Os problemas sócio-urbanos do Rio de Janeiro são muito graves e se arrastam desde o fim da escravidão, ou mesmo de antes. Tem-se uma cidade dividida entre uma parcela mais rica que mora no ‘asfalto’ e cerca de 600 ou mais comunidades faveladas construídas, em sua maioria, em morros, muitos deles de difícil acesso. Estas comunidades são, de há muito, usadas pelo crime como local de recrutamento e homiziamento. Obviamente, que nada disto é exclusivo à esta cidade, mas nela, esta situação ganha características especiais.
Mais do que um, em cada três cariocas, mora em uma das favelas da cidade. Diferentemente de outras, a geografia do Rio levou e continua levando os excluídos e os imigrantes para os morros e algumas regiões planas de baixo interesse imobiliário. Estas são, por vezes, distantes e periféricas. A origem destas comunidades remonta à época da escravidão. Nesta, negros fugidos – quilombolas – ou abandonados pelos seus senhores usavam os morros para morar e muitas vezes plantar e criar animais.
Quando do fim da Guerra de Canudos (1897), o Morro da Favela, nas proximidades da Central do Brasil, abrigou muitos retirantes do conflito, que vieram para a velha capital. Daí, a origem e a popularização do nome. No local, ainda existe uma impressionante favela, que parece debruçada sobre uma pedreira – o Morro da Providência – que é um dos locais de conflito na cidade. Sua antiguidade e pobreza testemunham anos e anos de descaso público.
Estas comunidades cresceram todas as vezes que houve ciclos de prosperidade no país. Parece paradoxal, mas o que ocorria e ainda ocorre é que imigrantes, vindos para trabalhar na construção civil e outras atividades urbanas, não tinham como morar nos prédios que levantavam e nos bairros onde trabalhavam. A opção era a de construir barracos, se possível, no morro mais próximo de onde labutavam.
Hoje, quase não existem mais barracos. A madeira ficou cara. O tijolo e o cimento são abundantes e relativamente mais baratos do que no passado. As habitações são, quase sempre, construídas em tijolos. Como nem sempre há dinheiro para o reboco externo, muitas favelas, vistas de longe, parecem jogos infantis avermelhados e amontoados. A alvenaria externa é mais facilmente encontrável nas favelas mais antigas e nas mais “ricas”, onde se concentram trabalhadores empregados com carteira assinada ou biscateiros bem-sucedidos. É lógico, que numa mesma favela é possível encontrar as duas situações, bem como se podem ver ainda barracos, agora, construídos com resto do lixo urbano.

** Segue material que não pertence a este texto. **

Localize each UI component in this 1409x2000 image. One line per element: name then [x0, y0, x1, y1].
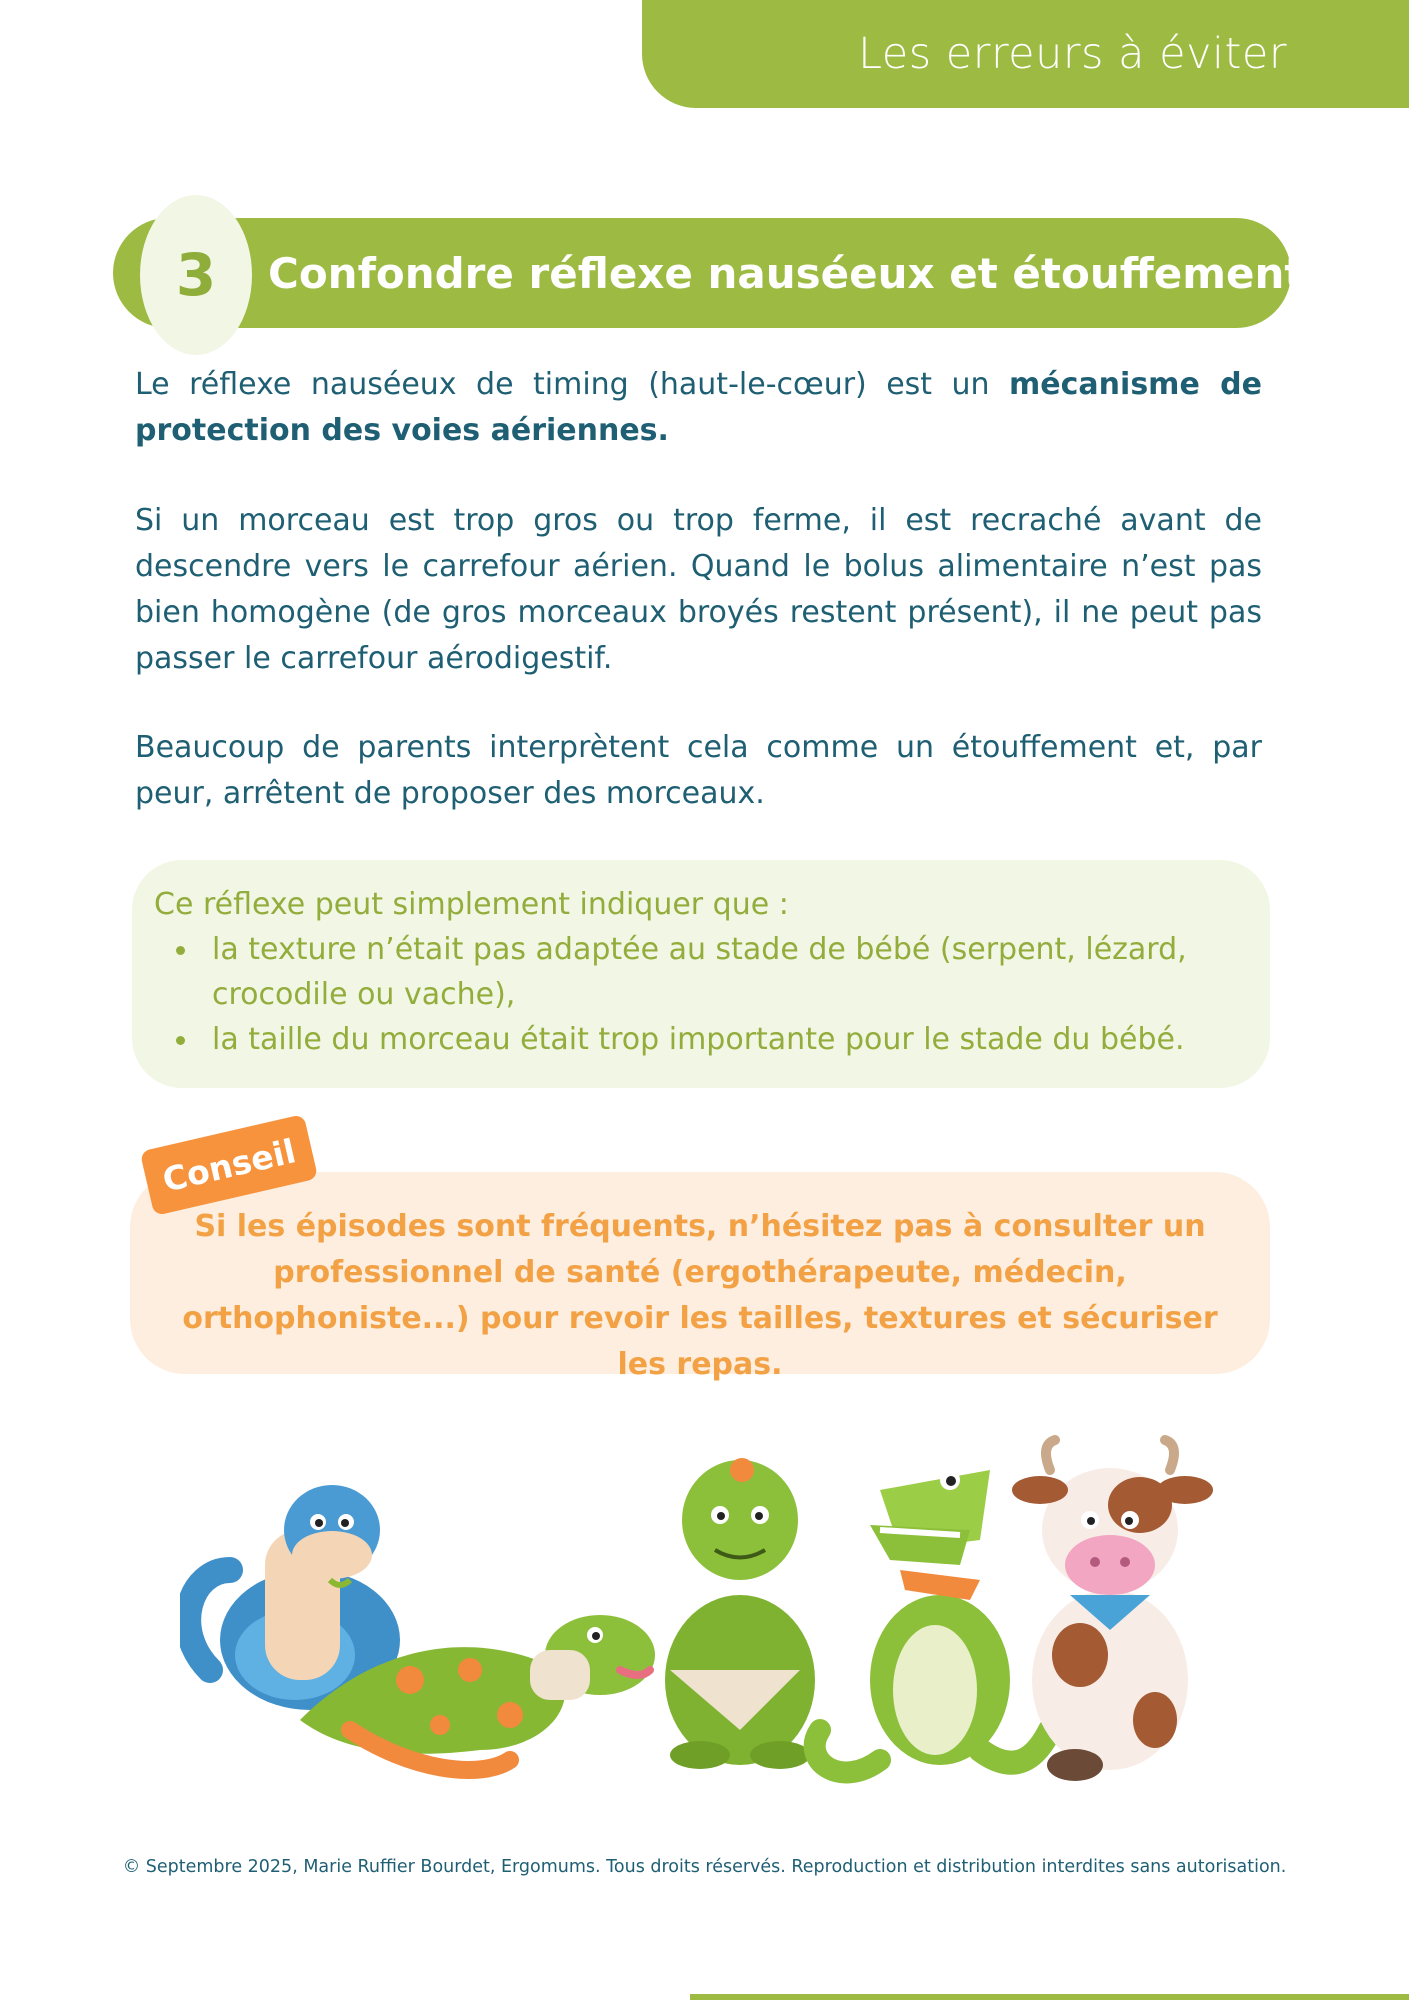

O mundo favelado é altamente complexo e não cabe neste pequeno artigo. Nele existe uma estrutura social com imensas diferenças internas. A maioria dos seus habitantes são trabalhadores ou desempregados. Um pequeno percentual dedica-se às atividades criminosas. O preconceito do “asfalto” é antigo, até porque grande parte dos seus moradores e negra, quase negra, de origem nordestina, mineira e vindos de outros bolsões da miséria brasileira. Para as classes médias mais reacionárias, favela é lugar de marginal, de gente que não presta. Esta mesma gente não tem qualquer cerimônia em explorar o trabalho dos que lá vivem.
Entre os governos de Carlos Lacerda e de Chagas Freitas prevaleceu a idéia de que a solução para a questão favelada era a remoção para conjuntos habitacionais construídos pelo governo na periferia do Rio de Janeiro. Pouco a pouco, a proposta de remover perdeu terreno pela a da urbanizar. Aliás, o atual prefeito levantou a mesma questão da remoção, sem nada ainda ter feito de concreto nesta direção. Também, junto com o atual governador do Estado foi feita a polêmica proposta de algumas favelas serem ‘separadas’ por muros do resto da cidade. Os atuais PACs têm projetos engajados em algumas obras de urbanização básica dos mesmos locais.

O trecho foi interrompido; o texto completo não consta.